O que a população pode fazer para mudar esse cenário? Podemos fazer muito, em vários sentidos, como consumidores, por exemplo, exigindo nossos direitos como cidadãos, a começar pelo direito à informação. A população é mal informada em relação ao que consome. No caso dos transgênicos, foi uma batalha enorme inserir aquele 'tezinho' pequenininho no rótulo em meio a inúmeras informações para demarcar que o produto tem conteúdo transgênico – mesmo assim ainda querem tirar esse ícone. Como eleitor, é importante que o cidadão conheça a plataforma dos candidatos – seja no executivo, seja no legislativo – a propósito de tema tão essencial. Com efeito, há, no Brasil, uma reação importante da população por conta dos danos à saúde provocados pelo consumo de veneno presente em boa parte dos alimentos. E isso tem feito o agronegócio a oferecer, timidamente, alguma resposta, ainda que no plano da retórica.

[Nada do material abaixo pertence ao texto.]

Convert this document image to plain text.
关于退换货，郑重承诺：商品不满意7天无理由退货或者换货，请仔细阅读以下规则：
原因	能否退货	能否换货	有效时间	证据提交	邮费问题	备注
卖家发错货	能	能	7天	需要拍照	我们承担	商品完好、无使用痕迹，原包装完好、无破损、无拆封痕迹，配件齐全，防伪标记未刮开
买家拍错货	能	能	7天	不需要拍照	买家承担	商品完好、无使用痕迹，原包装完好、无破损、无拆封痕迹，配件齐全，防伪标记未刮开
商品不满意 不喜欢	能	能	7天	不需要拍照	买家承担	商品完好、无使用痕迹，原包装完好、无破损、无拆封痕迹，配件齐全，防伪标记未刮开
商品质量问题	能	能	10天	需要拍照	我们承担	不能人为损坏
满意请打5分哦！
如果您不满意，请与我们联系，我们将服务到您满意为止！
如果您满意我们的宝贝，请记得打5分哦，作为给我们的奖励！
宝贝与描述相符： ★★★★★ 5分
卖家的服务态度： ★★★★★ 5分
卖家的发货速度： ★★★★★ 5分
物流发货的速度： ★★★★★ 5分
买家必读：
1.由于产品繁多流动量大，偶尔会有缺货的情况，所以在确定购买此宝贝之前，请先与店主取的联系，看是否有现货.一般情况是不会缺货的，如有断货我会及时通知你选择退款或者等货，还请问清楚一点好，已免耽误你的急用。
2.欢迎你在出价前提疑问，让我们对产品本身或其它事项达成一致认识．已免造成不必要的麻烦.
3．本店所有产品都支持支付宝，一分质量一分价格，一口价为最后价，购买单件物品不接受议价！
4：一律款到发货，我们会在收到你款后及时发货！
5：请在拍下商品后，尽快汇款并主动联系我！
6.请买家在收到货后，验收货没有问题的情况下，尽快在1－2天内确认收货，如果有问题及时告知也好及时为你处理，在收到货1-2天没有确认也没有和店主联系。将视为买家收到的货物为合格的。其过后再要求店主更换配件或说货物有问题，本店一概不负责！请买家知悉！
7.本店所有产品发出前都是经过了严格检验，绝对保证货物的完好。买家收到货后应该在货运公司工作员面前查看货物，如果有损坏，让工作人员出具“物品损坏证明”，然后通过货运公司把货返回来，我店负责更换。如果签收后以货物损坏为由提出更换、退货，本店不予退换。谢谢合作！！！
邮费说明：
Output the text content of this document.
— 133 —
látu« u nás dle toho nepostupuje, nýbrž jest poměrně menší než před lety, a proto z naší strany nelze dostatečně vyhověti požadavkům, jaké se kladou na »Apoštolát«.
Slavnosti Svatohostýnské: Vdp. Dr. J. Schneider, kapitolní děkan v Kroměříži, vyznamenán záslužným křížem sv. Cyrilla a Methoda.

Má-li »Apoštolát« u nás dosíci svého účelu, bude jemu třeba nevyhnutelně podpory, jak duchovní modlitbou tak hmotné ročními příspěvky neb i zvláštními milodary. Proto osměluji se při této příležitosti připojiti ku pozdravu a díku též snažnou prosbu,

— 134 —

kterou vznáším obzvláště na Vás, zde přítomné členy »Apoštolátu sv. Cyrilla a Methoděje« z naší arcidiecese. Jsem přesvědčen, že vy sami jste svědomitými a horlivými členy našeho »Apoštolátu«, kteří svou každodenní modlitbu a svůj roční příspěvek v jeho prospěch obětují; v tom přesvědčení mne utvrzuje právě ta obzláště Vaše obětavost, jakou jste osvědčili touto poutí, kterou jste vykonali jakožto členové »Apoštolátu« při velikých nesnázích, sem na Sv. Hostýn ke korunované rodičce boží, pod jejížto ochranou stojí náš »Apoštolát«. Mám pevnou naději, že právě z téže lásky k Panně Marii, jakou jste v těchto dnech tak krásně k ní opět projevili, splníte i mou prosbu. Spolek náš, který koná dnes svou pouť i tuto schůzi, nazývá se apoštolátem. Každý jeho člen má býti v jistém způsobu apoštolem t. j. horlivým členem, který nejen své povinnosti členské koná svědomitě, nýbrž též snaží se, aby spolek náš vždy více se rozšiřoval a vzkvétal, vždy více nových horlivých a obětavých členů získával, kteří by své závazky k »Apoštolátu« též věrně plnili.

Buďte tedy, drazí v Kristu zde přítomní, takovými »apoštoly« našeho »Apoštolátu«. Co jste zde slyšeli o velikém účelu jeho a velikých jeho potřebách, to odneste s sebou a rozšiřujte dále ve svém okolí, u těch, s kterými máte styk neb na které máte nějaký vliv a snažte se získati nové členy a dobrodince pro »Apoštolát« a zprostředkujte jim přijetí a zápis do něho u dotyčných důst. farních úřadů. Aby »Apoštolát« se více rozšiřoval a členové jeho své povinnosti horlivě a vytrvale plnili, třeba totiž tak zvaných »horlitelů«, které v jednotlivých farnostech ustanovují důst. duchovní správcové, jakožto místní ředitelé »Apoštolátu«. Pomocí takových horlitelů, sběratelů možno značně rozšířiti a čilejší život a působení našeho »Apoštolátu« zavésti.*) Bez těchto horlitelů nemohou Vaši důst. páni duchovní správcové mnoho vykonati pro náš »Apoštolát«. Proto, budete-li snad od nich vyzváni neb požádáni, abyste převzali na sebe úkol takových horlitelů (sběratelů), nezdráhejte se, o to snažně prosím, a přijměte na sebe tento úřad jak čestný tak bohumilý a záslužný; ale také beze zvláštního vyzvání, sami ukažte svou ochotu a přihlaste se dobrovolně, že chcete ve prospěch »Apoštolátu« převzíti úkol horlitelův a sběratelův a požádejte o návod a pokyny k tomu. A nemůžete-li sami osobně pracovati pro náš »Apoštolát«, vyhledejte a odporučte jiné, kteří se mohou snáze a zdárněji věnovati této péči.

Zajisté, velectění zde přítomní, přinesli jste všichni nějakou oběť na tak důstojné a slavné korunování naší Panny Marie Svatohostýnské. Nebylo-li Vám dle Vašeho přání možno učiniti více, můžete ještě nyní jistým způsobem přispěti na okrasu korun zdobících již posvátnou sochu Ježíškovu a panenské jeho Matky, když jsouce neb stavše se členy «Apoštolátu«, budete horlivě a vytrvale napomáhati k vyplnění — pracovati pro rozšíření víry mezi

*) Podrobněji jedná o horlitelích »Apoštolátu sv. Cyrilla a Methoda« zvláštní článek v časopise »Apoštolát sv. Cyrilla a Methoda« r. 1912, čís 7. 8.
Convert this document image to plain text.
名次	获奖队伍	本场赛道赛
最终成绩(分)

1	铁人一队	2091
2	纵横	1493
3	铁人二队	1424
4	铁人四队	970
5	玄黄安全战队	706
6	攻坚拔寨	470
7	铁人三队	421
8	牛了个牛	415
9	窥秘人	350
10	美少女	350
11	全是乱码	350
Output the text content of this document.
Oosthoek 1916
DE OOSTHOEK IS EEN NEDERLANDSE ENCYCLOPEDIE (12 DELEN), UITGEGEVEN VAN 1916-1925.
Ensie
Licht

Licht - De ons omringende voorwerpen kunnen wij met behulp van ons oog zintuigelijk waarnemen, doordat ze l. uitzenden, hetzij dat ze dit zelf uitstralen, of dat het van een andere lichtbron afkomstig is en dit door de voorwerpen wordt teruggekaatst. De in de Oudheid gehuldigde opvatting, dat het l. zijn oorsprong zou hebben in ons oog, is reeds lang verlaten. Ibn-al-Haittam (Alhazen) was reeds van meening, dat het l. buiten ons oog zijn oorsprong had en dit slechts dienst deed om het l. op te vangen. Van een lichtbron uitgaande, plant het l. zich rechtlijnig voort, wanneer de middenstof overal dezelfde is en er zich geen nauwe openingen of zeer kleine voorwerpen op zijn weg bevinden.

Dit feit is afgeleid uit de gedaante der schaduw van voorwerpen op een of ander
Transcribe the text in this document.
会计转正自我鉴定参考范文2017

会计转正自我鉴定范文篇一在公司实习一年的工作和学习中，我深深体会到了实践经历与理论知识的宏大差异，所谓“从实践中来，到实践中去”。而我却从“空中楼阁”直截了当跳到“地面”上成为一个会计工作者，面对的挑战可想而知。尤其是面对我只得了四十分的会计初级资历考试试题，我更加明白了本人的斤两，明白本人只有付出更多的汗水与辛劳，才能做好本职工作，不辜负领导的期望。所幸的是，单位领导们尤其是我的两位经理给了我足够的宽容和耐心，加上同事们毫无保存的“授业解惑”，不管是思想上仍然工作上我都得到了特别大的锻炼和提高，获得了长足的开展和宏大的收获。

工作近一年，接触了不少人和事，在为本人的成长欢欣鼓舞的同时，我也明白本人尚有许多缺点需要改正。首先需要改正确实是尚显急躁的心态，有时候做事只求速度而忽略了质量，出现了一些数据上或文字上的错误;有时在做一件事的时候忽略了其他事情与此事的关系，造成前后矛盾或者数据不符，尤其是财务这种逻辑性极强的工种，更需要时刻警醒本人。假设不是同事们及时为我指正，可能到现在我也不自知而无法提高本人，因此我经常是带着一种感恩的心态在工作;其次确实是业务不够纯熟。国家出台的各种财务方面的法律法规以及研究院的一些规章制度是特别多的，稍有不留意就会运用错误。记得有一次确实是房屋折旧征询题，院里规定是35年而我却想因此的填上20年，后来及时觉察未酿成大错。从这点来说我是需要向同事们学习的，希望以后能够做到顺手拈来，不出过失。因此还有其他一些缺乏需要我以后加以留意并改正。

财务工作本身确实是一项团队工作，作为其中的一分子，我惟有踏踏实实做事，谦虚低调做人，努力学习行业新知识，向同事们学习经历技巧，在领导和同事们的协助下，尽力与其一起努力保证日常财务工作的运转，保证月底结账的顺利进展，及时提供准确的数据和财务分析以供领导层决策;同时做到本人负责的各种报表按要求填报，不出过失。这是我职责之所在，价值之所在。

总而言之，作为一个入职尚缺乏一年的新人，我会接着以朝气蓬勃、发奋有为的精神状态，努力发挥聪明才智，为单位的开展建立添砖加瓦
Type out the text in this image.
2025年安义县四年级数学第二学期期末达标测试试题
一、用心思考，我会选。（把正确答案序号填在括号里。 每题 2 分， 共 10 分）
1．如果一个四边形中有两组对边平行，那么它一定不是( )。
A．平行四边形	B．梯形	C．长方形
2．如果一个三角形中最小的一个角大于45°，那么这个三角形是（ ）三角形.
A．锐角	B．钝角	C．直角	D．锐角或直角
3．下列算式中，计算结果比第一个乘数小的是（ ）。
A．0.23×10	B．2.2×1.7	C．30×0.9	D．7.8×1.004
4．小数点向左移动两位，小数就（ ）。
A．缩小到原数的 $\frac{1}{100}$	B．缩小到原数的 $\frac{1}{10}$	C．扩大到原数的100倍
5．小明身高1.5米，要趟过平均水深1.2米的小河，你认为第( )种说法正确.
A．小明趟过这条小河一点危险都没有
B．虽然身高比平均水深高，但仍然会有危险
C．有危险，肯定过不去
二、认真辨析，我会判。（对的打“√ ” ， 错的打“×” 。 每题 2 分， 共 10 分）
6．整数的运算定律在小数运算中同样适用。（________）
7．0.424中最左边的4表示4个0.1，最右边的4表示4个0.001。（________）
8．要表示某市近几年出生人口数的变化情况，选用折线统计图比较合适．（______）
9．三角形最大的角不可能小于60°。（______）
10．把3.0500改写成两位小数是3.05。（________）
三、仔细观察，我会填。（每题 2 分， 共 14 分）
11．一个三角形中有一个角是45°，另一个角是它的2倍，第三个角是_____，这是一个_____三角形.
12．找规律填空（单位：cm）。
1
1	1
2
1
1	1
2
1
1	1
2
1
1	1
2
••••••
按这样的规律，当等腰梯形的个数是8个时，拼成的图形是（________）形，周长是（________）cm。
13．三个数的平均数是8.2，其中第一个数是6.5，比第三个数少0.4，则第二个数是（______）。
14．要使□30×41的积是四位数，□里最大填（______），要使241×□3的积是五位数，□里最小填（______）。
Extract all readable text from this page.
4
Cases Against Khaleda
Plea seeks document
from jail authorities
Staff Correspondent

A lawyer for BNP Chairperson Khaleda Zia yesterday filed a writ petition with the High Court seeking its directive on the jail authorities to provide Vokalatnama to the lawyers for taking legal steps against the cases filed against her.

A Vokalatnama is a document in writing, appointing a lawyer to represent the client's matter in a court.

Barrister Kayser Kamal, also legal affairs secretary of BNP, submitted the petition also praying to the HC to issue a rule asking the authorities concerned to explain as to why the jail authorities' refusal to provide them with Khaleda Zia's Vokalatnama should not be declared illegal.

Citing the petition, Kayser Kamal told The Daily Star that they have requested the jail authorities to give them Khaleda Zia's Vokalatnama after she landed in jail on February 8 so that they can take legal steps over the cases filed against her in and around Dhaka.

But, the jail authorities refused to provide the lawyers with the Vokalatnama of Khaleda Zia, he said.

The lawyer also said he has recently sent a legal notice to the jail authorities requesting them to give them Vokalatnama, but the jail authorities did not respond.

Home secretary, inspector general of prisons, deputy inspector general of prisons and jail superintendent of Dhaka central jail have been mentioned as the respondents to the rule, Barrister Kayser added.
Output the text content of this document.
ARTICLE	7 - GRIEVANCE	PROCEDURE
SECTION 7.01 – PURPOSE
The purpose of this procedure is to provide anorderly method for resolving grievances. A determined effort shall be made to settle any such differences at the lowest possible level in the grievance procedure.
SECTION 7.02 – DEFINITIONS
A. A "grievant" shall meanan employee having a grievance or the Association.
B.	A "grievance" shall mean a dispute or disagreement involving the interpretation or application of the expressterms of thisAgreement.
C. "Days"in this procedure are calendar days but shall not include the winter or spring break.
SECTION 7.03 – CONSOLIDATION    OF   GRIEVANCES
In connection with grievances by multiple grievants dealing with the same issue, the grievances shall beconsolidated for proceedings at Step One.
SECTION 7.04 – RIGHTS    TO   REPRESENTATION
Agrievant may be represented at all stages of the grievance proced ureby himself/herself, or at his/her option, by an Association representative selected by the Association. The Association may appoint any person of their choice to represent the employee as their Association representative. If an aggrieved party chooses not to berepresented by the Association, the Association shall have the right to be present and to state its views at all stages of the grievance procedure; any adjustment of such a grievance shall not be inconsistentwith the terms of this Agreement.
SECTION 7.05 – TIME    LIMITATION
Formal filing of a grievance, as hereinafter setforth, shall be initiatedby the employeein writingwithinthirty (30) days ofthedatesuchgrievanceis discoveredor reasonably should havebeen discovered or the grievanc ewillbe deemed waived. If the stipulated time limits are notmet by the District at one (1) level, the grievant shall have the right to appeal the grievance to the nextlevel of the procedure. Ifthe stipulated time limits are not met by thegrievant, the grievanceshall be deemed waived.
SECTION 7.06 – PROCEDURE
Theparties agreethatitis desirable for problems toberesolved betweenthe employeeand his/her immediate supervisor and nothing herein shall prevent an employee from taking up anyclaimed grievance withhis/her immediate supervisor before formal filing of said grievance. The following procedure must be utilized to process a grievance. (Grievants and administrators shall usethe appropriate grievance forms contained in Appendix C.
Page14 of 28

Em que aspectos a segurança alimentar e nutricional no Brasil precisa avançar? Respondo com uma palavra: democracia, democracia e democracia. O movimento da segurança alimentar e nutricional no Brasil é fruto da redemocratização do Brasil. Nasceu no fim dos anos 1980 com o término da ditadura, avançou durante os anos 1990 e nos anos 2000 e ganhou notoriedade internacional. Existe um campo social da segurança alimentar no Brasil que é interdisciplinar, tem uma visão global, que compreende que as questões têm múltiplas dimensões, exigem programas inter-setoriais e ações integradas. Isso requer participação social. Não é possível explicar as conquistas que o Brasil teve nesse campo, sem atribui-las à participação social, materializada na presença em conselhos, no engajamento e na gestão de programas, no seu monitoramento, na construção de indicadores. Por isso, digo que esses avanços correm perigo, porque a democracia no Brasil foi rompida e, quando ela é rompida, perdem-se a legitimidade e a confiança no outro. Sim, saímos do mapa da fome, mas há setores sociais afligidos pela fome. Saímos do mapa da fome, mas temos um problema crescente de má alimentação, sobretudo por causa do crescimento dos índices de sobrepeso e obesidade. Saímos do mapa da fome, mas continuamos com um modelo agrícola ruim. Temos muito a fazer no sentido de adotar um padrão alimentar diversificado. Temos muito a fazer para construir uma política de abastecimento que promova a soberania alimentar. Enfim, há muito a fazer, e esse tema [segurança alimentar] é permanente em nossa agenda pública.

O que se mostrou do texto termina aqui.